Achieving Upper Bound Accuracy of Joint Training in Continual Learning
Saleh Momeni, Bing Liu
TL;DR
The paper addresses the gap between continual learning (CIL) performance and joint-training upper bound accuracy, focusing on the CF and ICS challenges. It highlights prototype-based approaches using frozen foundation-model features, notably kernelized LDA (KLDA), which with Random Fourier Features can match or exceed joint training without updating representations. Empirical results across text and image tasks show KLDA variants can reach or approach the joint upper bound, suggesting that high-quality foundation-model representations enable practical CIL. The work argues that learning new representations may be unnecessary in many domains, discusses neuroscientific perspectives on stable representations, and underscores the practical impact of enabling real-world continual learning deployments with frozen features.
Abstract
Continual learning has been an active research area in machine learning, focusing on incrementally learning a sequence of tasks. A key challenge is catastrophic forgetting (CF), and most research efforts have been directed toward mitigating this issue.
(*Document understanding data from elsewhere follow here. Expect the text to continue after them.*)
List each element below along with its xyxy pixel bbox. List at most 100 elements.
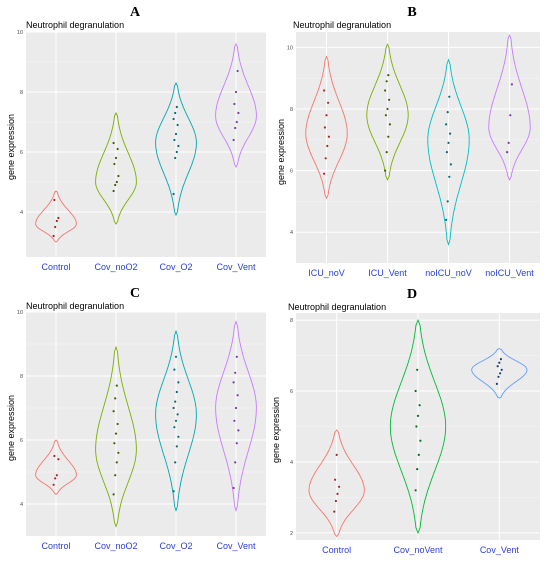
x-tick-label: Cov_noO2 [94,262,137,272]
data-point [117,174,120,178]
panel-d: D Neutrophil degranulation gene expressi… [271,287,540,555]
data-point [384,169,387,172]
y-tick-label: 4 [290,460,293,466]
data-point [414,489,417,492]
data-point [177,381,180,384]
data-point [416,468,419,471]
data-point [54,225,57,229]
data-point [445,218,448,221]
data-point [507,141,510,144]
data-point [112,189,115,193]
data-point [448,175,451,178]
plot-background [296,32,540,263]
panel-c: C Neutrophil degranulation gene expressi… [6,286,266,551]
data-point [175,445,178,448]
x-tick-label: Cov_Vent [216,262,256,272]
plot-area: 4 6 8 10 Control Cov_noO2 Cov_O2 Cov_Vent [17,310,266,551]
x-tick-label: Cov_Vent [216,541,256,551]
x-tick-label: Control [41,262,70,272]
data-point [232,486,235,490]
data-point [385,151,388,154]
data-point [117,451,120,454]
data-point [417,453,420,456]
panel-letter: B [407,5,416,20]
data-point [323,172,326,175]
panel-a: A Neutrophil degranulation gene expressi… [6,5,266,272]
data-point [333,510,336,513]
plot-area: 2 4 6 8 Control Cov_noVent Cov_Vent [290,313,540,555]
y-axis-title: gene expression [6,114,16,180]
data-point [113,442,116,445]
data-point [234,126,237,130]
x-tick-label: Cov_noO2 [94,541,137,551]
data-point [172,406,175,410]
data-point [449,163,452,166]
data-point [415,425,418,428]
data-point [112,141,115,145]
data-point [386,107,389,111]
data-point [445,123,448,126]
data-point [447,141,450,144]
data-point [499,372,502,375]
data-point [325,114,328,117]
data-point [115,180,118,184]
data-point [175,150,178,154]
data-point [327,101,330,104]
data-point [113,162,116,166]
data-point [449,132,452,135]
data-point [174,419,178,422]
data-point [172,117,175,121]
violin-4 [488,33,531,181]
data-point [53,198,56,202]
data-point [384,89,387,92]
data-point [232,381,235,384]
data-point [112,410,115,413]
data-point [54,477,57,480]
x-tick-label: Control [41,541,70,551]
y-tick-label: 6 [290,169,293,175]
x-tick-label: Control [322,545,351,555]
y-tick-label: 6 [290,389,293,395]
chart-title: Neutrophil degranulation [26,301,124,311]
y-tick-label: 8 [20,374,23,380]
data-point [236,69,239,73]
data-point [416,414,420,417]
data-point [509,114,512,117]
x-tick-label: noICU_Vent [485,268,534,278]
data-point [174,355,178,358]
data-point [177,144,180,148]
data-point [114,474,117,477]
y-tick-label: 4 [20,502,23,508]
x-tick-label: ICU_Vent [368,268,407,278]
data-point [445,151,448,154]
violin-1 [35,439,77,495]
data-point [496,365,499,368]
violin-1 [308,429,365,538]
data-point [233,102,236,106]
y-tick-label: 10 [287,45,293,51]
violin-1 [305,55,348,200]
data-point [112,493,115,496]
data-point [173,426,176,429]
data-point [172,490,175,493]
y-tick-label: 10 [17,30,23,36]
y-axis-title: gene expression [271,397,281,463]
data-point [174,132,178,136]
data-point [234,90,238,94]
violin-2 [366,43,409,181]
x-tick-label: Cov_Vent [480,545,520,555]
data-point [387,135,390,138]
violin-2 [389,318,447,535]
y-tick-label: 10 [17,310,23,316]
y-tick-label: 4 [290,230,293,236]
data-point [174,400,177,403]
data-point [384,114,387,117]
data-point [232,138,235,142]
panel-letter: D [407,287,417,302]
data-point [495,382,498,385]
x-tick-label: ICU_noV [308,268,345,278]
data-point [323,89,326,92]
data-point [326,144,329,148]
data-point [174,156,177,160]
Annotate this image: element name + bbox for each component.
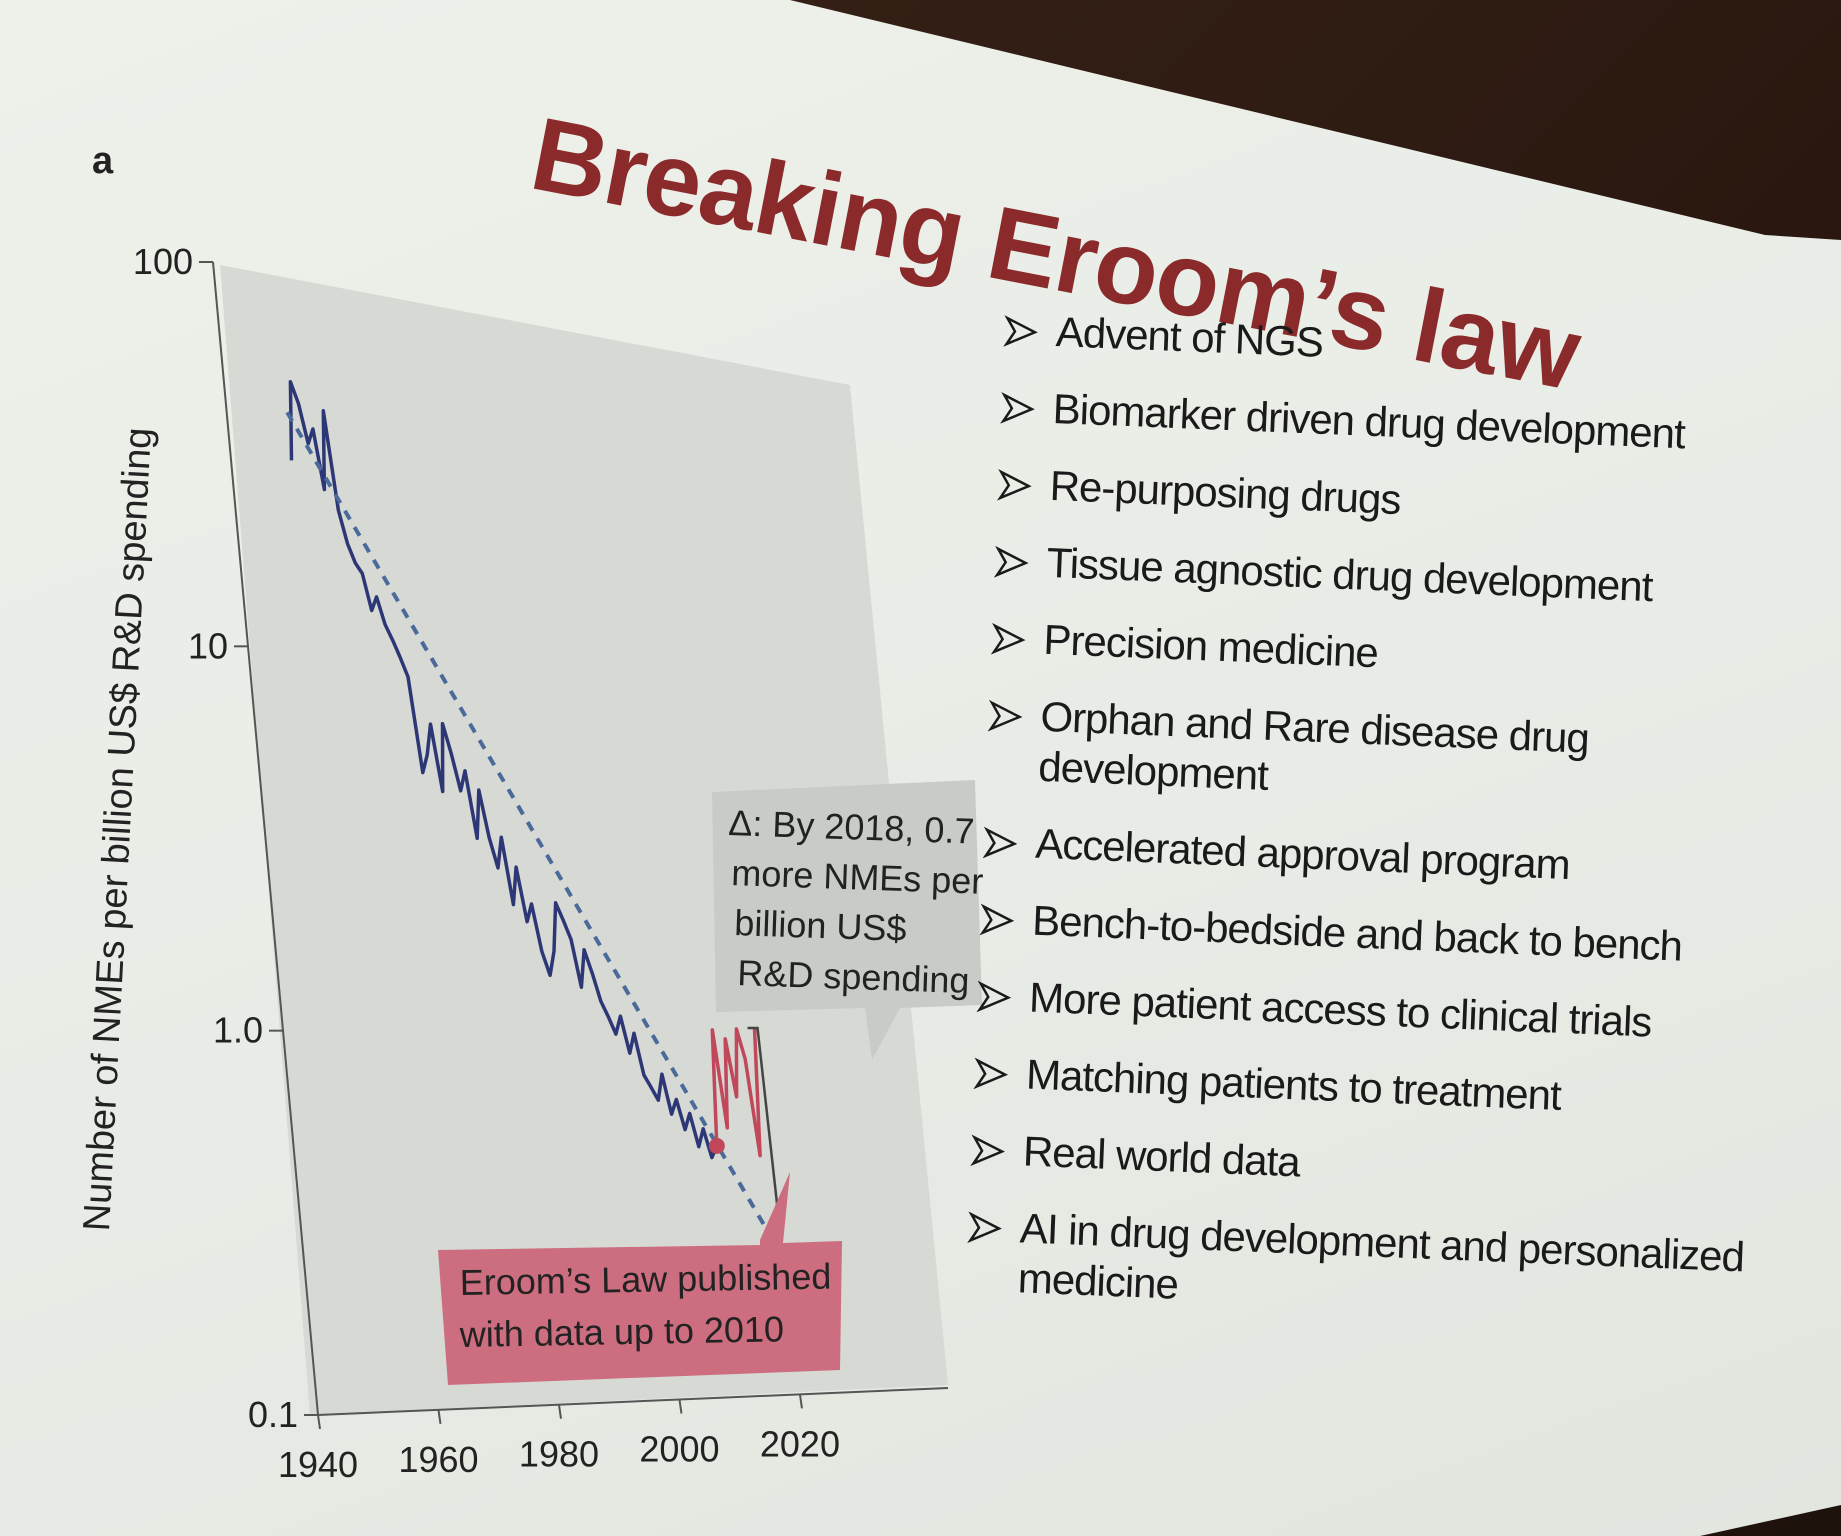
- x-axis-line: [317, 1387, 949, 1416]
- x-tick-label: 1980: [519, 1434, 599, 1475]
- bullet-text: Re-purposing drugs: [1048, 461, 1402, 524]
- y-tick-label: 1.0: [213, 1010, 263, 1051]
- arrowhead-bullet-icon: [979, 903, 1015, 936]
- bullet-item: Accelerated approval program: [982, 817, 1803, 900]
- delta-callout-line: more NMEs per: [731, 852, 984, 902]
- bullet-item: More patient access to clinical trials: [976, 970, 1797, 1053]
- y-axis-title: Number of NMEs per billion US$ R&D spend…: [76, 426, 160, 1232]
- bullet-text: More patient access to clinical trials: [1028, 973, 1653, 1046]
- arrowhead-bullet-icon: [967, 1211, 1002, 1244]
- series-line-trend: [285, 411, 776, 1243]
- x-tick: [798, 1394, 803, 1409]
- y-tick-label: 100: [133, 241, 193, 282]
- x-tick-label: 2020: [760, 1423, 840, 1464]
- series-line-observed-to-2010: [288, 379, 719, 1160]
- arrowhead-bullet-icon: [997, 468, 1032, 501]
- bullet-item: Re-purposing drugs: [997, 459, 1818, 542]
- bullet-item: Matching patients to treatment: [973, 1047, 1794, 1130]
- x-tick-label: 1960: [398, 1439, 478, 1480]
- bullet-text: Tissue agnostic drug development: [1045, 538, 1654, 611]
- plot-background: [220, 265, 948, 1415]
- bullet-item: Biomarker driven drug development: [1000, 382, 1821, 465]
- eroom-callout-line: Eroom’s Law published: [459, 1256, 831, 1303]
- arrowhead-bullet-icon: [973, 1057, 1009, 1090]
- bullet-item: Bench-to-bedside and back to bench: [979, 894, 1800, 977]
- bullet-item: Precision medicine: [990, 613, 1812, 696]
- bullet-item: Orphan and Rare disease drug development: [986, 690, 1809, 823]
- bullet-text: Matching patients to treatment: [1025, 1050, 1562, 1119]
- x-tick: [317, 1414, 321, 1430]
- arrowhead-bullet-icon: [987, 699, 1023, 732]
- x-tick: [437, 1409, 442, 1424]
- eroom-2010-marker: [708, 1137, 725, 1154]
- bullet-list: Advent of NGS Biomarker driven drug devel…: [964, 305, 1824, 1361]
- bullet-text: Orphan and Rare disease drug development: [1037, 692, 1590, 799]
- y-tick-label: 10: [188, 625, 228, 666]
- delta-callout-line: Δ: By 2018, 0.7: [728, 802, 975, 852]
- bullet-text: AI in drug development and personalized …: [1017, 1204, 1745, 1308]
- bullet-item: AI in drug development and personalized …: [965, 1201, 1788, 1334]
- series-line-observed-after-2010: [710, 1027, 762, 1158]
- eroom-callout-box: [438, 1172, 842, 1385]
- bullet-item: Tissue agnostic drug development: [994, 536, 1815, 619]
- arrowhead-bullet-icon: [1003, 315, 1038, 347]
- bullet-item: Advent of NGS: [1003, 305, 1824, 388]
- x-tick: [678, 1399, 683, 1414]
- eroom-callout-line: with data up to 2010: [458, 1308, 784, 1355]
- delta-callout-box: [712, 780, 982, 1060]
- bullet-text: Biomarker driven drug development: [1051, 385, 1686, 458]
- arrowhead-bullet-icon: [1000, 392, 1035, 424]
- bullet-text: Precision medicine: [1042, 615, 1379, 677]
- delta-callout-line: R&D spending: [737, 952, 970, 1001]
- bullet-item: Real world data: [970, 1124, 1791, 1207]
- bullet-text: Real world data: [1022, 1127, 1301, 1186]
- x-tick-label: 2000: [639, 1429, 719, 1470]
- arrowhead-bullet-icon: [990, 622, 1026, 655]
- arrowhead-bullet-icon: [976, 980, 1012, 1013]
- panel-label: a: [92, 140, 114, 182]
- delta-callout-line: billion US$: [734, 902, 907, 949]
- bullet-text: Accelerated approval program: [1034, 819, 1571, 889]
- arrowhead-bullet-icon: [982, 826, 1018, 859]
- y-axis-line: [212, 261, 319, 1416]
- arrowhead-bullet-icon: [970, 1134, 1005, 1167]
- bullet-text: Bench-to-bedside and back to bench: [1031, 896, 1683, 970]
- x-tick: [557, 1404, 562, 1419]
- y-tick-label: 0.1: [248, 1394, 298, 1435]
- x-tick-label: 1940: [278, 1444, 358, 1485]
- arrowhead-bullet-icon: [994, 545, 1029, 578]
However, a significant gap remains between the accuracy achieved by state-of-the-art continual learning algorithms and the ideal or upper-bound accuracy achieved by training all tasks together jointly. This gap has hindered or even prevented the adoption of continual learning in applications, as accuracy is often of paramount importance. Recently, another challenge, termed inter-task class separation (ICS), was also identified, which spurred a theoretical study into principled approaches for solving continual learning. Further research has shown that by leveraging the theory and the power of large foundation models, it is now possible to achieve upper-bound accuracy, which has been empirically validated using both text and image classification datasets. Continual learning is now ready for real-life applications. This paper surveys the main research leading to this achievement, justifies the approach both intuitively and from neuroscience research, and discusses insights gained.